Мы поговорили еще, и я до сих пор помню, как он сказал тогда, что, на его взгляд, он уже сделал две трети положенной ему в этой жизни работы независимо от того, сколько еще он мог бы прожить. Он добавил также, что немного сожалеет о том, что не уделял больше времени общественным делам. И было очень странно слышать, как он дает оценку своей собственной деятельности — он был словно кем-то посторонним. И я снова почувствовал, что эту сверхобъективность он развил в себе, благодаря своей исключительной силе воли.

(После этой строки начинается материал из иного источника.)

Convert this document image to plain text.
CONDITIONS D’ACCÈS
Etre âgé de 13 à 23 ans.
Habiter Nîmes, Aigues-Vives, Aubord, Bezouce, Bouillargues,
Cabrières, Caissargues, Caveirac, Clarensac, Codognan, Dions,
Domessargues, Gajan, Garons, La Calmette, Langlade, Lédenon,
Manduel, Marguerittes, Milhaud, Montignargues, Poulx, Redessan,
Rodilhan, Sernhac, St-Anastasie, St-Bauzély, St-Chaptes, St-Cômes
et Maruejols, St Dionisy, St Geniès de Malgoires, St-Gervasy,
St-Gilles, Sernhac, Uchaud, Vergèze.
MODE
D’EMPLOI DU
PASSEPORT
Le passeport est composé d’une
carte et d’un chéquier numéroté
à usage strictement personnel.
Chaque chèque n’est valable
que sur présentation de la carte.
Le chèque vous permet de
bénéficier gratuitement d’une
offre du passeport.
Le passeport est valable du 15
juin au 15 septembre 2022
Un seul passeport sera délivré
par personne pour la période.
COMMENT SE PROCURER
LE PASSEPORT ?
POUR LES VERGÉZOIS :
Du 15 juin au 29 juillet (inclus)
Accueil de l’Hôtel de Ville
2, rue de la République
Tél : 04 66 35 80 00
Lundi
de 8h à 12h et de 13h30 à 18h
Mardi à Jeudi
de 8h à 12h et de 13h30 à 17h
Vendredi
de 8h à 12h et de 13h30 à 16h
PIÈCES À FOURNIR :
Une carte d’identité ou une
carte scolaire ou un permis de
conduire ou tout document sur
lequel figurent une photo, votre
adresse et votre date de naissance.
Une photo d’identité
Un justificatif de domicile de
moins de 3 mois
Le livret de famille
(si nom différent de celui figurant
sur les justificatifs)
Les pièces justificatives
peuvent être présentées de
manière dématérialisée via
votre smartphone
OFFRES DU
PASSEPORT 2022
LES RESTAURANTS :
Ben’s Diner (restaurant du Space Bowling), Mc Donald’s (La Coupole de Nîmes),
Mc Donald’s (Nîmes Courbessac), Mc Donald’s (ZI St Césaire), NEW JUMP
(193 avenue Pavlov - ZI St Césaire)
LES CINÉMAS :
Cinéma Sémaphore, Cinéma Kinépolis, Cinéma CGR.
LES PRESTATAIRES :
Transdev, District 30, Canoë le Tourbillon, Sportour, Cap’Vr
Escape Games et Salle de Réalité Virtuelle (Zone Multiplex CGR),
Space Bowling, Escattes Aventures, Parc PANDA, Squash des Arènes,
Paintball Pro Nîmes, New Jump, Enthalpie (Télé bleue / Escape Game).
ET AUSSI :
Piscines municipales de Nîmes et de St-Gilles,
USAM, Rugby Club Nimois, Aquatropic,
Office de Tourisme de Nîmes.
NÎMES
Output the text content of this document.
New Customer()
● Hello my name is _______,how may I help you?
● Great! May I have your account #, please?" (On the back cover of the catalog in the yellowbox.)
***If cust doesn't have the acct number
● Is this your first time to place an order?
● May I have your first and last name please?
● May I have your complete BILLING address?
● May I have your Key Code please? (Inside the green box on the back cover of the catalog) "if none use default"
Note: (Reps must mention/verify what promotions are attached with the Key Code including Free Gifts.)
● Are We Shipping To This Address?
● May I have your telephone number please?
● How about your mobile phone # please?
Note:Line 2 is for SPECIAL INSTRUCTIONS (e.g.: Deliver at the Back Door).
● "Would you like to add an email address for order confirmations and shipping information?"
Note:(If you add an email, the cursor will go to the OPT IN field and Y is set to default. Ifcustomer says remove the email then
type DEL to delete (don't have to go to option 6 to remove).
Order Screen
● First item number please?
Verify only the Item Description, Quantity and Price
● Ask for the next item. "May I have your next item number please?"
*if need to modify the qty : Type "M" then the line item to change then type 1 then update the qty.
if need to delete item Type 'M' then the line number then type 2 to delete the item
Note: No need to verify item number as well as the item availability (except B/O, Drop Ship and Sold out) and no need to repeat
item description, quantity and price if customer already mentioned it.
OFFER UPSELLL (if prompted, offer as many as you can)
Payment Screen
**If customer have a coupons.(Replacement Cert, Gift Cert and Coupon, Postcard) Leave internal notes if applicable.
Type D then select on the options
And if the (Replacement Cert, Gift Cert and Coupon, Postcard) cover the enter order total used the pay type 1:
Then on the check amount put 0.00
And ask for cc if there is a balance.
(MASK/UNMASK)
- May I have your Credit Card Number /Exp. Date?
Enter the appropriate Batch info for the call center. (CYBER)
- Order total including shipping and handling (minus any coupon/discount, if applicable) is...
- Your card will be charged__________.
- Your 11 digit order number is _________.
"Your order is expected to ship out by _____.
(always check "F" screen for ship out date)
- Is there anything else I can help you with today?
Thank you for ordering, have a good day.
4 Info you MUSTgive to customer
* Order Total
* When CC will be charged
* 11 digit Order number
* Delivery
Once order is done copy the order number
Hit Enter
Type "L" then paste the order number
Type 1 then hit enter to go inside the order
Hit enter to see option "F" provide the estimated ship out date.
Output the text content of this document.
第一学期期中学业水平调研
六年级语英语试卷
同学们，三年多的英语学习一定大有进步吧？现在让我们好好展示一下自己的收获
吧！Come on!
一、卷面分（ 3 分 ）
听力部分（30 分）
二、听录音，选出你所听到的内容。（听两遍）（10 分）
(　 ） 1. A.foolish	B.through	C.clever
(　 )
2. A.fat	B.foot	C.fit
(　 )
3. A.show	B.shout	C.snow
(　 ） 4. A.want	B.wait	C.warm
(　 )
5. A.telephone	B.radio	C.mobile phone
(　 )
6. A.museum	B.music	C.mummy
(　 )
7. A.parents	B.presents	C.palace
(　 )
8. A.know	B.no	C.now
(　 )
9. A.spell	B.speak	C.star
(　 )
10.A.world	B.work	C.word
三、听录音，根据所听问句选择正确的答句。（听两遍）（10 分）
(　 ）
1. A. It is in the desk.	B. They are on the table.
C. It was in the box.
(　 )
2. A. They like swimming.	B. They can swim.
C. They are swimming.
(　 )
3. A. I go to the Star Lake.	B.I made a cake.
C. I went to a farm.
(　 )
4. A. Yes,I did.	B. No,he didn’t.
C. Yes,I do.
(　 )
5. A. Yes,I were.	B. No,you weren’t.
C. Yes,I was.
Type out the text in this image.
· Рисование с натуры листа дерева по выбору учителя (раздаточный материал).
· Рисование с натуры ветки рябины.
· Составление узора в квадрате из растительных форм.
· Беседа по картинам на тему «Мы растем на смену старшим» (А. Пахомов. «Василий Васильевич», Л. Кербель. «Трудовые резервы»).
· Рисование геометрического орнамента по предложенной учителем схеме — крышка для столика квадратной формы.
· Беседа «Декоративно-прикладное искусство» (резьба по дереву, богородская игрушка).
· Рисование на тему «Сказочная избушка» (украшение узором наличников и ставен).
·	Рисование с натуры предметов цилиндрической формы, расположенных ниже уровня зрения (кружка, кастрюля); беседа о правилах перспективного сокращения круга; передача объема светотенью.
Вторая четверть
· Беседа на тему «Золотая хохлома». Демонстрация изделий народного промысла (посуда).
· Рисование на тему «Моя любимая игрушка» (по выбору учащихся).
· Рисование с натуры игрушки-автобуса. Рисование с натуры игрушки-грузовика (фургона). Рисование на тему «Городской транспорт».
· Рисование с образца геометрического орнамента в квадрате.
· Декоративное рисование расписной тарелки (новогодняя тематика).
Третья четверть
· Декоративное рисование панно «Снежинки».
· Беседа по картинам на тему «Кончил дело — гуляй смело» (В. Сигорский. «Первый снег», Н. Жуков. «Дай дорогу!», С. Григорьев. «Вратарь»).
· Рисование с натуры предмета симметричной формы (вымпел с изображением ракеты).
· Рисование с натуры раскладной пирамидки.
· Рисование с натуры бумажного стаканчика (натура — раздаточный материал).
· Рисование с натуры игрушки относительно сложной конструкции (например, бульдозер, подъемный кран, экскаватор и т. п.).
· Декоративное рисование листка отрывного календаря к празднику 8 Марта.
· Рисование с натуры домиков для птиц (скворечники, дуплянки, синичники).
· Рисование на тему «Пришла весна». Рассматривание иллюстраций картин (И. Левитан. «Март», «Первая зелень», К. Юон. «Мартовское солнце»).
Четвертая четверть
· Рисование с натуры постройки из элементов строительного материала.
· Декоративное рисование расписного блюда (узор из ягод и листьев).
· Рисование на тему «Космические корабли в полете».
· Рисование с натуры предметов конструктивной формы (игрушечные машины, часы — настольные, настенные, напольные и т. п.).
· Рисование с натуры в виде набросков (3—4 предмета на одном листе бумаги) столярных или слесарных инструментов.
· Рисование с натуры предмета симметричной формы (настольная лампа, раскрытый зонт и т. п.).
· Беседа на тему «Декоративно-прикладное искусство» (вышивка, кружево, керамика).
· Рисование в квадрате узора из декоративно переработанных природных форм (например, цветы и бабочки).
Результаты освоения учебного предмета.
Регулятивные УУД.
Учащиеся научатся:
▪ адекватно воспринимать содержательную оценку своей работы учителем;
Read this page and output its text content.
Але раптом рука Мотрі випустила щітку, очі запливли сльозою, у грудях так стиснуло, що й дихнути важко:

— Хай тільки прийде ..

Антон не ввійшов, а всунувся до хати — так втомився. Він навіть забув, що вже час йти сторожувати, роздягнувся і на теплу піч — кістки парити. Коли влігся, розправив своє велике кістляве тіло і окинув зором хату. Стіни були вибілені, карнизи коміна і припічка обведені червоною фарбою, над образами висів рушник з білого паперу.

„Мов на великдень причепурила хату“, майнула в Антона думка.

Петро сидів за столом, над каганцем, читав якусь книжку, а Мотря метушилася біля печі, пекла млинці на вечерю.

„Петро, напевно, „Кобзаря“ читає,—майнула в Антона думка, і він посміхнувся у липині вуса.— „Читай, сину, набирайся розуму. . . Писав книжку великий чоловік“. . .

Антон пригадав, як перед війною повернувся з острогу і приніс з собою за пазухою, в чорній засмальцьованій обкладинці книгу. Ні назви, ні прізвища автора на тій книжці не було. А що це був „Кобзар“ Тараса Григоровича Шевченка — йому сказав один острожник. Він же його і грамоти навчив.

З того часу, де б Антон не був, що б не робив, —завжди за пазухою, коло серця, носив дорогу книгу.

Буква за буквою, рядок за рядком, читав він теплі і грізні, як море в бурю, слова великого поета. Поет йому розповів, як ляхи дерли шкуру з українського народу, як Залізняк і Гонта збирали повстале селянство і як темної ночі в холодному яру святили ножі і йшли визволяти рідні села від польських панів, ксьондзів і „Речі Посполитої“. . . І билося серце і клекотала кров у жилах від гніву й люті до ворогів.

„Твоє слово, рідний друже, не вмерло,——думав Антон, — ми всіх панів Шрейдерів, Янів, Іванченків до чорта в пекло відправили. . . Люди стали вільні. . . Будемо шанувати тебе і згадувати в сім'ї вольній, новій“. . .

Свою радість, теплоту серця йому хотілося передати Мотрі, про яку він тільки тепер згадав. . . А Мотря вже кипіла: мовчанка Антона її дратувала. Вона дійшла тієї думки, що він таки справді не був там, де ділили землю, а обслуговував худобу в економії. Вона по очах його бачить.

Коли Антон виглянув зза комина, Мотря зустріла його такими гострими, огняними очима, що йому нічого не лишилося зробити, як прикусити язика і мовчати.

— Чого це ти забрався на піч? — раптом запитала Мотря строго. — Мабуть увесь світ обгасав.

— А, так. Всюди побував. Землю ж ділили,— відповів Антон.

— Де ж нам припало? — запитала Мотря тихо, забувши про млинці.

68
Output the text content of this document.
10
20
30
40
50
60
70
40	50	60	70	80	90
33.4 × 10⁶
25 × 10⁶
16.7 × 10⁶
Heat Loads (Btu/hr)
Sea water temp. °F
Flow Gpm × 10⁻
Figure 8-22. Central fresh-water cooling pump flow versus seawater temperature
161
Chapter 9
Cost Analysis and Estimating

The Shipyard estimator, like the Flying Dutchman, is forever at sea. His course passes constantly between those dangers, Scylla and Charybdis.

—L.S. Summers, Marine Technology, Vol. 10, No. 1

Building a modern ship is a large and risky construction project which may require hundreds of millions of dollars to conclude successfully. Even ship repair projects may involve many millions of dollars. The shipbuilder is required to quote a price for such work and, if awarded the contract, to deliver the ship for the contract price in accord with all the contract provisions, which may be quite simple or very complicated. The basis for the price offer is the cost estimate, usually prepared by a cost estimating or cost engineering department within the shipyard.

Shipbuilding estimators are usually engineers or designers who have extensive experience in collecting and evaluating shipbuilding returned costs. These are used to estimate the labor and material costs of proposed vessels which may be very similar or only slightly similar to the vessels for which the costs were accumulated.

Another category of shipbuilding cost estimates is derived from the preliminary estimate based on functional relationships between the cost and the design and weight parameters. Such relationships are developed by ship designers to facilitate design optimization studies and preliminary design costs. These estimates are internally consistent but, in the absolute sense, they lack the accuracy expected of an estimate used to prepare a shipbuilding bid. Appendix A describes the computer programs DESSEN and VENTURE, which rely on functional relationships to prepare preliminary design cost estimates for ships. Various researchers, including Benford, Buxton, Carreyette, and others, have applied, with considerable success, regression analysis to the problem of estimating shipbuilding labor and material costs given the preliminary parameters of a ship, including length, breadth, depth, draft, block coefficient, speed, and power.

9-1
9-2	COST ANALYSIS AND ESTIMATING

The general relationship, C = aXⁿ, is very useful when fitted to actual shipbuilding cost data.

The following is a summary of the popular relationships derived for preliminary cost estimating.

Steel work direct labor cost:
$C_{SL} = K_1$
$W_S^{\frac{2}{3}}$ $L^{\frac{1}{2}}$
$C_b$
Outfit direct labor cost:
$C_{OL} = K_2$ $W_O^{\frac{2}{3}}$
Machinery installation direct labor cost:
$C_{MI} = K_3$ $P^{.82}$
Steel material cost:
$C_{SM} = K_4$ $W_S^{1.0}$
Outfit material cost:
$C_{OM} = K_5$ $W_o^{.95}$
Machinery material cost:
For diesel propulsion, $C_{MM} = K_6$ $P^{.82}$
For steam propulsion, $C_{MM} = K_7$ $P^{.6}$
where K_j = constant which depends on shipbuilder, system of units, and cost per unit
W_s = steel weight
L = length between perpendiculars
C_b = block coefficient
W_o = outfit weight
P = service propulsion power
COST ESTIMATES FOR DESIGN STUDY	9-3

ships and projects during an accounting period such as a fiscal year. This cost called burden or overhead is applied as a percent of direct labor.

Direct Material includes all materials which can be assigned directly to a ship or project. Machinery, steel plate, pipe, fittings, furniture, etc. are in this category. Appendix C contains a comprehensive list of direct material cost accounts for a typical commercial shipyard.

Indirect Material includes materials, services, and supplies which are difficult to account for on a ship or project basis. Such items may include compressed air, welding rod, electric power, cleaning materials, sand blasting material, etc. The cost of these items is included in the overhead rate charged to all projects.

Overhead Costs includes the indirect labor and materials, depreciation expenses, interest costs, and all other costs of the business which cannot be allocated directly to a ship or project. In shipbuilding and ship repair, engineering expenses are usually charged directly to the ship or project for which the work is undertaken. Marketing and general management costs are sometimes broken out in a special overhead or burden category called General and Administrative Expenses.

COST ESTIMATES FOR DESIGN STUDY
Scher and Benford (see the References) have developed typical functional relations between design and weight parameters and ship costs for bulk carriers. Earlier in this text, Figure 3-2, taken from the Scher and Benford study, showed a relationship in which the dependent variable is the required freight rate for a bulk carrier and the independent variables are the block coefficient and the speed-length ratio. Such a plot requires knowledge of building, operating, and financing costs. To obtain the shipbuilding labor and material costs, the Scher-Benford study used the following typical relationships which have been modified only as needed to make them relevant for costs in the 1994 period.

Разговор каким-то образом зашел о прогрессе в медицине. «Знаешь, Стэн, возможно, мой шанс выжить и не равен нулю, но все же он не тянет и на один из ста», — сказал он. Я вопросительно взглянул на него, и он продолжил: «Думаю, что лет через двадцать изобретут химическое лекарство против рака. У меня же только два или три месяца и, принимая равномерное распределение вероятностей, отношение этих отрезков времени равно сто к одному». Это была его характерная особенность — пытаться все обращать в числа — даже там, где это кажется невозможным. Я полушутя заговорил о том, возможно ли, что лет этак через тысячу прогресс достигнет таких высот, что можно будет воссоздать людей, живших ранее, по генам их потомков, собирая все характерные особенности — составляющие личности — и физически их воссоздавая. Ферми согласился со мной, но добавил: «А как же память? Как возвратить в мозг все воспоминания, определяющие натуру любого индивидуума?» Сейчас эта дискуссия кажется нереальной и даже сверхъестественной, и в том, что мы заговорили на эту тему, есть, отчасти, моя вина, но в тот момент эта беседа возникла совершенно естественно после его немыслимо беспристрастных размышлений о себе и о смерти. Потом я навестил его еще раз, уже с Метрополисом; когда мы выходили из палаты, у меня в глазах стояли слезы. Лишь строки Платона о смерти Сократа могли достойно описать эту сцену, и я, перефразировав слова Крития, сказал Нику: «Итак, умер один из известнейших мудрецов».